Compare what we thus know about Furtwängler’s opinion of Mahler with that 107-CD collection, Wilhelm Furtwängler: The Legacy, which includes six CDs, one for each of Bruckner’s fourth, fifth, sixth (but only in excerpts), seventh, eighth, and ninth symphonies. I remember the ninth, because it was in the Deutsche Grammophon vinyl collection through which I first came to appreciate Furtwängler; but I had no idea that he had recorded so much of the man, particular in comparison with how little he had recorded of Mahler. Now, as I approach these recordings, I find myself thinking about how little Bruckner I have heard in performance. The fact is that I have only heard Bruckner performed by the San Francisco Symphony (which Michael Tilson Thomas has fashioned into a world-class champion of Mahler) and only on two occasions in Davies Symphony Hall. One was in February of 2010 during one of Herbert Blomstedt’s annual returns as Conductor Laureate, when he performed the sixth symphony in A major. The other was about a year earlier, when Kurt Masur was making one of his periodic return visits to the San Francisco Symphony and chose to couple Sofia Gubaidulina’s “The Light of the End” with Bruckner’s fourth.

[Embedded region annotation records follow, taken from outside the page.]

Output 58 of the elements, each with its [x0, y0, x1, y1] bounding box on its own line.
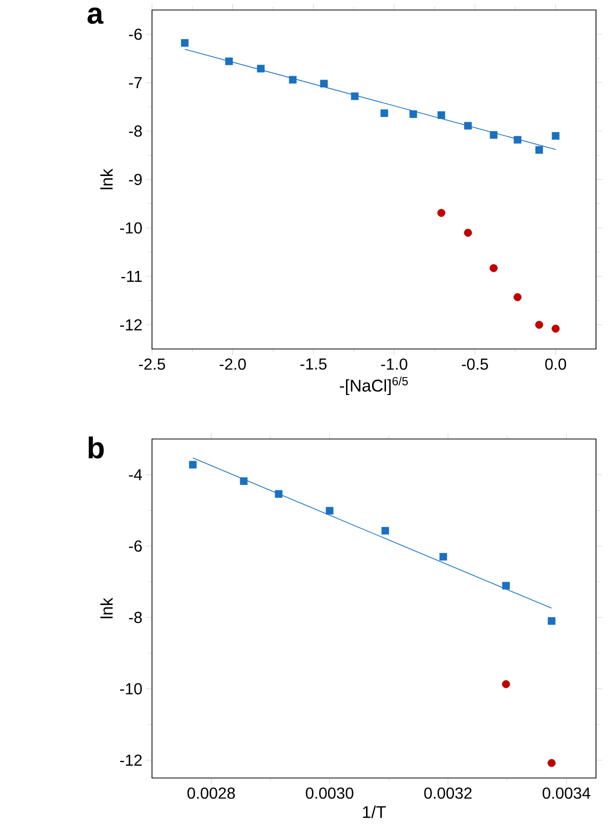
x-tick-label: 0.0032 [424, 788, 472, 799]
y-tick-label: -7 [129, 77, 142, 88]
point [552, 324, 560, 333]
point [225, 58, 233, 66]
y-tick-label: -8 [129, 125, 142, 137]
x-tick-label: -1.5 [300, 358, 327, 370]
point [409, 110, 418, 118]
x-tick-label: -1.0 [381, 358, 408, 370]
point [189, 460, 197, 468]
point [502, 680, 510, 688]
chart-title: b [88, 436, 104, 459]
y-tick-label: -8 [129, 612, 142, 624]
point [552, 132, 560, 140]
x-tick-label: -0.5 [462, 358, 488, 370]
chart-title: a [88, 8, 104, 24]
point [535, 320, 544, 329]
y-tick-label: -6 [129, 540, 142, 552]
x-axis-title: 1/T [363, 806, 386, 818]
point [326, 506, 334, 515]
point [350, 92, 359, 100]
point [514, 136, 522, 144]
point [240, 477, 248, 485]
point [320, 80, 328, 88]
x-tick-label: 0.0030 [306, 788, 354, 799]
y-tick-label: -12 [120, 754, 142, 766]
point [381, 526, 390, 535]
point [548, 617, 556, 625]
y-tick-label: -11 [121, 270, 142, 282]
point [502, 582, 510, 590]
x-axis-title: -[NaCl]$^{6/5}$ [340, 376, 408, 396]
point [490, 264, 498, 272]
x-tick-label: 0.0028 [187, 788, 235, 799]
y-tick-label: -4 [129, 469, 142, 480]
y-tick-label: -9 [129, 174, 142, 186]
x-tick-label: 0.0 [545, 358, 566, 370]
point [464, 122, 472, 130]
y-tick-label: -10 [120, 683, 142, 694]
y-tick-label: -6 [129, 28, 142, 40]
point [439, 552, 448, 561]
point [514, 293, 522, 302]
point [464, 228, 472, 237]
point [288, 76, 297, 84]
x-tick-label: -2.0 [220, 358, 246, 370]
y-tick-label: -10 [120, 222, 142, 234]
point [437, 208, 446, 217]
point [380, 109, 388, 117]
y-axis-title: lnk [100, 598, 113, 618]
x-tick-label: 0.0034 [542, 788, 590, 799]
point [490, 131, 498, 139]
point [274, 490, 282, 498]
point [180, 39, 189, 47]
y-tick-label: -12 [120, 319, 142, 330]
point [438, 111, 446, 119]
point [535, 146, 543, 154]
y-axis-title: lnk [100, 168, 113, 190]
x-tick-label: -2.5 [138, 358, 166, 370]
point [257, 64, 265, 72]
point [548, 759, 556, 768]
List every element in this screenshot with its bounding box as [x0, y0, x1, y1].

Does Bruckner deserve a better shake? He certainly gets one from Furtwängler, and Masur and Blomstedt seem to have had no trouble passing on that torch. I also find de La Grange’s grounds to criticism to be a bit amusing, at least in the context of my own listening habits and the opportunities to cultivate those habits. The fact is that, when I think about spirituality among composers, my first thoughts turn almost immediately to the intense Catholic faith of Olivier Messiaen. In the context of de La Grange’s remark, I immediately recognize that France is as much west of the Rhine as we are, even if it is a bit closer! Admittedly, Messiaen may also run a bit short of champions; but there seems to be more of a tendency to embrace his spirituality, probably because of the ways in which it is coupled to his modernism, while Bruckner is better remembered for that supportive personality that de La Grange cites. This is probably an unfair perspective, but public preferences are rarely grounded in factors that can be traced back to listening experiences.